I thought first of my brother's accident and recovery and how it has become one of the main narratives of my family. My own hell would be reliving those weeks and months, and most days, I am sure that, given a big, pink Life Eraser, I would smudge out the physical and psychological and emotional scars of that time.
But what I wouldn't change surprises even me. I wouldn't change what happened to me spiritually. I've hesitated, even in the decade-plus since the ICU identification, to call myself religious. But what happened in the confines of that hospital shifted me far beyond the spirituality I had claimed until then. And now that I am over 40 and have been through much of my own stuff, both amazing and deeply difficult, I can pinpoint the minute and call it religious.

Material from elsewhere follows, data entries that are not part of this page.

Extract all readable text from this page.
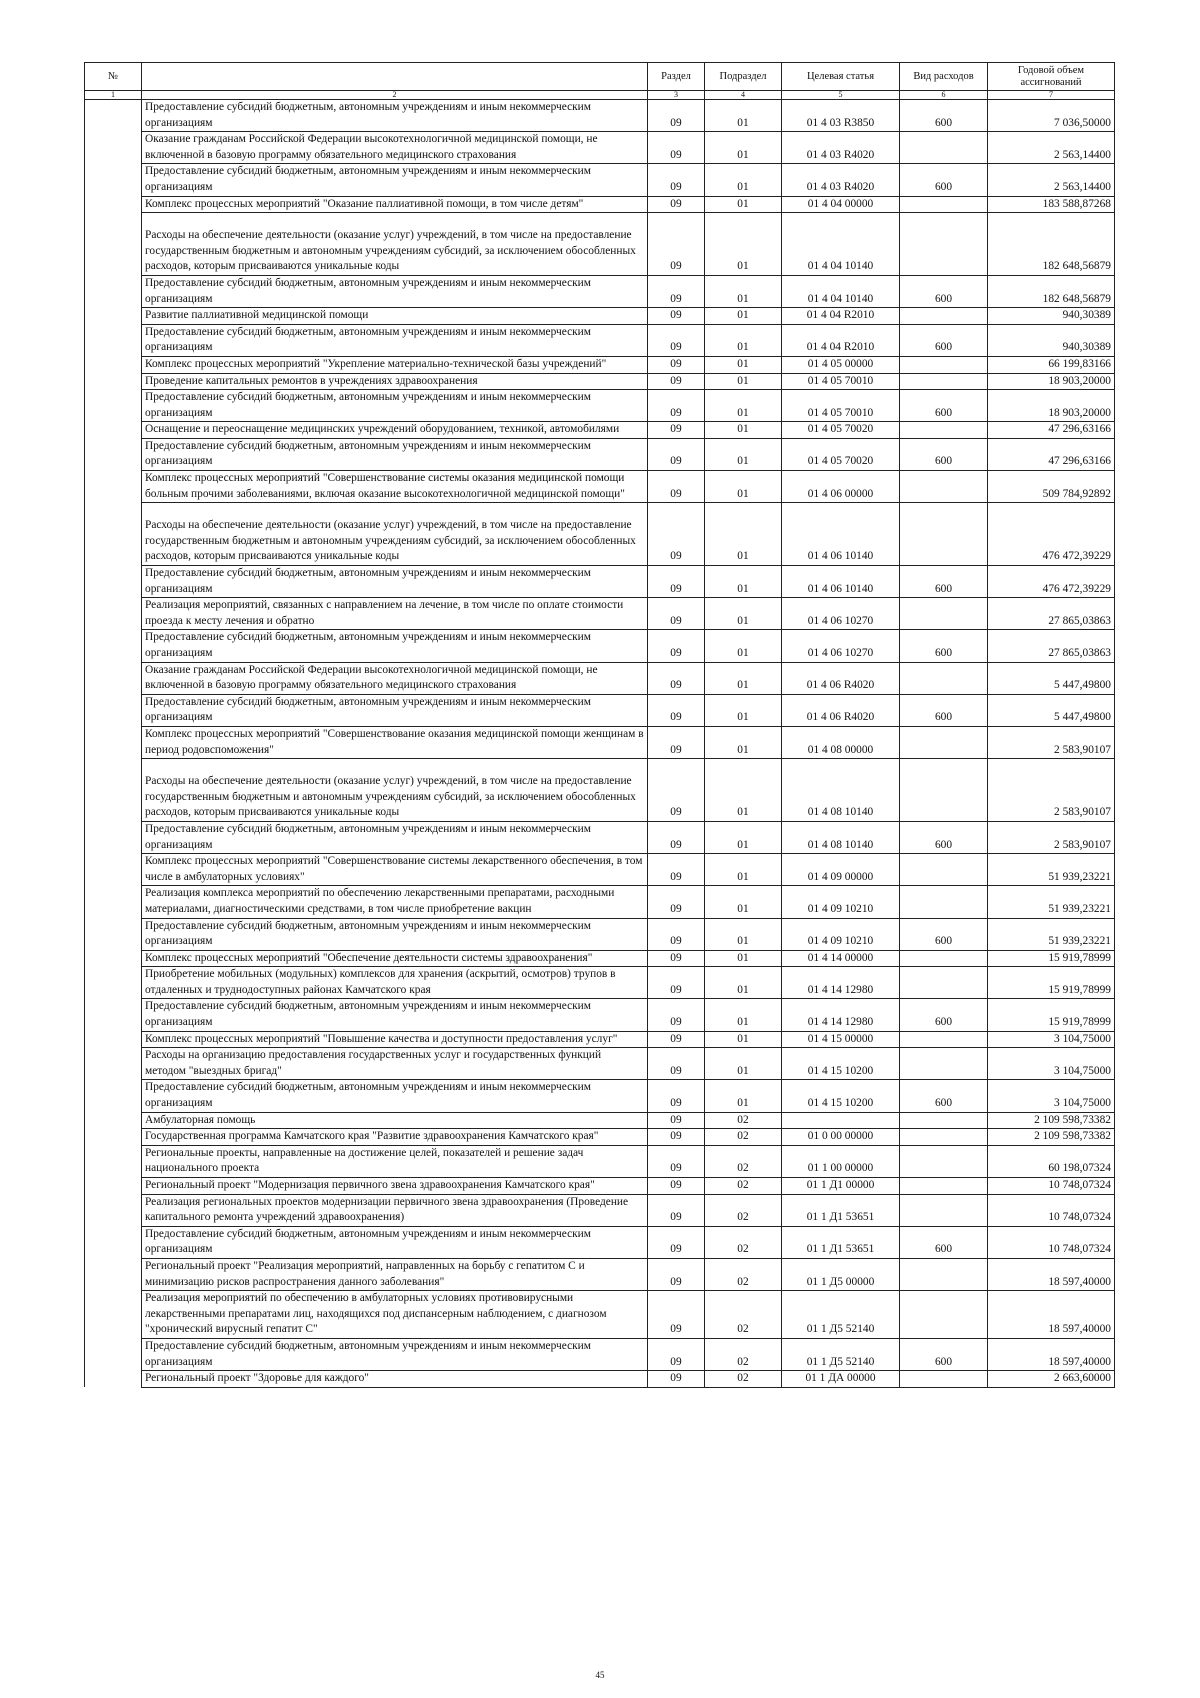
№		Раздел	Подраздел	Целевая статья	Вид расходов	Годовой объем ассигнований
1	2	3	4	5	6	7
	Предоставление субсидий бюджетным, автономным учреждениям и иным некоммерческим организациям	09	01	01 4 03 R3850	600	7 036,50000
	Оказание гражданам Российской Федерации высокотехнологичной медицинской помощи, не включенной в базовую программу обязательного медицинского страхования	09	01	01 4 03 R4020		2 563,14400
	Предоставление субсидий бюджетным, автономным учреждениям и иным некоммерческим организациям	09	01	01 4 03 R4020	600	2 563,14400
	Комплекс процессных мероприятий "Оказание паллиативной помощи, в том числе детям"	09	01	01 4 04 00000		183 588,87268
	Расходы на обеспечение деятельности (оказание услуг) учреждений, в том числе на предоставление государственным бюджетным и автономным учреждениям субсидий, за исключением обособленных расходов, которым присваиваются уникальные коды	09	01	01 4 04 10140		182 648,56879
	Предоставление субсидий бюджетным, автономным учреждениям и иным некоммерческим организациям	09	01	01 4 04 10140	600	182 648,56879
	Развитие паллиативной медицинской помощи	09	01	01 4 04 R2010		940,30389
	Предоставление субсидий бюджетным, автономным учреждениям и иным некоммерческим организациям	09	01	01 4 04 R2010	600	940,30389
	Комплекс процессных мероприятий "Укрепление материально-технической базы учреждений"	09	01	01 4 05 00000		66 199,83166
	Проведение капитальных ремонтов в учреждениях здравоохранения	09	01	01 4 05 70010		18 903,20000
	Предоставление субсидий бюджетным, автономным учреждениям и иным некоммерческим организациям	09	01	01 4 05 70010	600	18 903,20000
	Оснащение и переоснащение медицинских учреждений оборудованием, техникой, автомобилями	09	01	01 4 05 70020		47 296,63166
	Предоставление субсидий бюджетным, автономным учреждениям и иным некоммерческим организациям	09	01	01 4 05 70020	600	47 296,63166
	Комплекс процессных мероприятий "Совершенствование системы оказания медицинской помощи больным прочими заболеваниями, включая оказание высокотехнологичной медицинской помощи"	09	01	01 4 06 00000		509 784,92892
	Расходы на обеспечение деятельности (оказание услуг) учреждений, в том числе на предоставление государственным бюджетным и автономным учреждениям субсидий, за исключением обособленных расходов, которым присваиваются уникальные коды	09	01	01 4 06 10140		476 472,39229
	Предоставление субсидий бюджетным, автономным учреждениям и иным некоммерческим организациям	09	01	01 4 06 10140	600	476 472,39229
	Реализация мероприятий, связанных с направлением на лечение, в том числе по оплате стоимости проезда к месту лечения и обратно	09	01	01 4 06 10270		27 865,03863
	Предоставление субсидий бюджетным, автономным учреждениям и иным некоммерческим организациям	09	01	01 4 06 10270	600	27 865,03863
	Оказание гражданам Российской Федерации высокотехнологичной медицинской помощи, не включенной в базовую программу обязательного медицинского страхования	09	01	01 4 06 R4020		5 447,49800
	Предоставление субсидий бюджетным, автономным учреждениям и иным некоммерческим организациям	09	01	01 4 06 R4020	600	5 447,49800
	Комплекс процессных мероприятий "Совершенствование оказания медицинской помощи женщинам в период родовспоможения"	09	01	01 4 08 00000		2 583,90107
	Расходы на обеспечение деятельности (оказание услуг) учреждений, в том числе на предоставление государственным бюджетным и автономным учреждениям субсидий, за исключением обособленных расходов, которым присваиваются уникальные коды	09	01	01 4 08 10140		2 583,90107
	Предоставление субсидий бюджетным, автономным учреждениям и иным некоммерческим организациям	09	01	01 4 08 10140	600	2 583,90107
	Комплекс процессных мероприятий "Совершенствование системы лекарственного обеспечения, в том числе в амбулаторных условиях"	09	01	01 4 09 00000		51 939,23221
	Реализация комплекса мероприятий по обеспечению лекарственными препаратами, расходными материалами, диагностическими средствами, в том числе приобретение вакцин	09	01	01 4 09 10210		51 939,23221
	Предоставление субсидий бюджетным, автономным учреждениям и иным некоммерческим организациям	09	01	01 4 09 10210	600	51 939,23221
	Комплекс процессных мероприятий "Обеспечение деятельности системы здравоохранения"	09	01	01 4 14 00000		15 919,78999
	Приобретение мобильных (модульных) комплексов для хранения (аскрытий, осмотров) трупов в отдаленных и труднодоступных районах Камчатского края	09	01	01 4 14 12980		15 919,78999
	Предоставление субсидий бюджетным, автономным учреждениям и иным некоммерческим организациям	09	01	01 4 14 12980	600	15 919,78999
	Комплекс процессных мероприятий "Повышение качества и доступности предоставления услуг"	09	01	01 4 15 00000		3 104,75000
	Расходы на организацию предоставления государственных услуг и государственных функций методом "выездных бригад"	09	01	01 4 15 10200		3 104,75000
	Предоставление субсидий бюджетным, автономным учреждениям и иным некоммерческим организациям	09	01	01 4 15 10200	600	3 104,75000
	Амбулаторная помощь	09	02			2 109 598,73382
	Государственная программа Камчатского края "Развитие здравоохранения Камчатского края"	09	02	01 0 00 00000		2 109 598,73382
	Региональные проекты, направленные на достижение целей, показателей и решение задач национального проекта	09	02	01 1 00 00000		60 198,07324
	Региональный проект "Модернизация первичного звена здравоохранения Камчатского края"	09	02	01 1 Д1 00000		10 748,07324
	Реализация региональных проектов модернизации первичного звена здравоохранения (Проведение капитального ремонта учреждений здравоохранения)	09	02	01 1 Д1 53651		10 748,07324
	Предоставление субсидий бюджетным, автономным учреждениям и иным некоммерческим организациям	09	02	01 1 Д1 53651	600	10 748,07324
	Региональный проект "Реализация мероприятий, направленных на борьбу с гепатитом С и минимизацию рисков распространения данного заболевания"	09	02	01 1 Д5 00000		18 597,40000
	Реализация мероприятий по обеспечению в амбулаторных условиях противовирусными лекарственными препаратами лиц, находящихся под диспансерным наблюдением, с диагнозом "хронический вирусный гепатит С"	09	02	01 1 Д5 52140		18 597,40000
	Предоставление субсидий бюджетным, автономным учреждениям и иным некоммерческим организациям	09	02	01 1 Д5 52140	600	18 597,40000
	Региональный проект "Здоровье для каждого"	09	02	01 1 ДА 00000		2 663,60000
45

It doesn't matter which God or gods or goddesses or force or powers I grasp. It just matters that I felt it then, that I feel it still. It may not take a loved one coming that close to death or standing in the center of the greatest fear you can imagine or surviving tragedy, enduring trauma, rising up from your own ashes to feel your whole soul shift. If you can get there when a cardinal lands on your window sill or during a lazy Sunday reading the New York Times or as you take the stage during a glorious moment of your own brilliance, then, well, God bless you. And if you are rolling your eyes at the woo-woo-ness of this all, of the science you can throw back, of the glossing over of the great and the grave, then that is absolutely OK with me. If you think all of that and feel something inexplicable and unnamable stir within you during some moment far from now, then perhaps we will find connection through our experiences more than our beliefs, and that is OK, too.
But if you are, at this moment, in the most vulnerable, dark or sobby place you've ever visited in your life, and there seems to be very little hope or way out or other person who gets it, please know that there is still room to feel the spirit within, without and lifting you up. There is more.
I cannot write words enough to share how grateful I am to have had all of these years with my brother, to celebrate the smallest victories and to be there during the momentous celebrations -- his graduation from college and then graduate school, his wedding, the birth of his boy. In just about a week, my brother and his wife will welcome another boy into our family. While I won't be there when he enters the world, I know from experience and through reluctance -- I know -- I will feel it.
In honor of all who lifted us up, for the angels we encountered on the road and in the hospital and through recovery and in church basements along the way, for the steady heartbeat, for the slow, slow healing of the gaping wounds, and for my brother -- this June 29th, I am placing my hands upon my own solar plexus, letting the sounds around me quiet and miles between us shorten. I will be thinking of you in your dark place and hoping that you feel it and are lifted up along your way.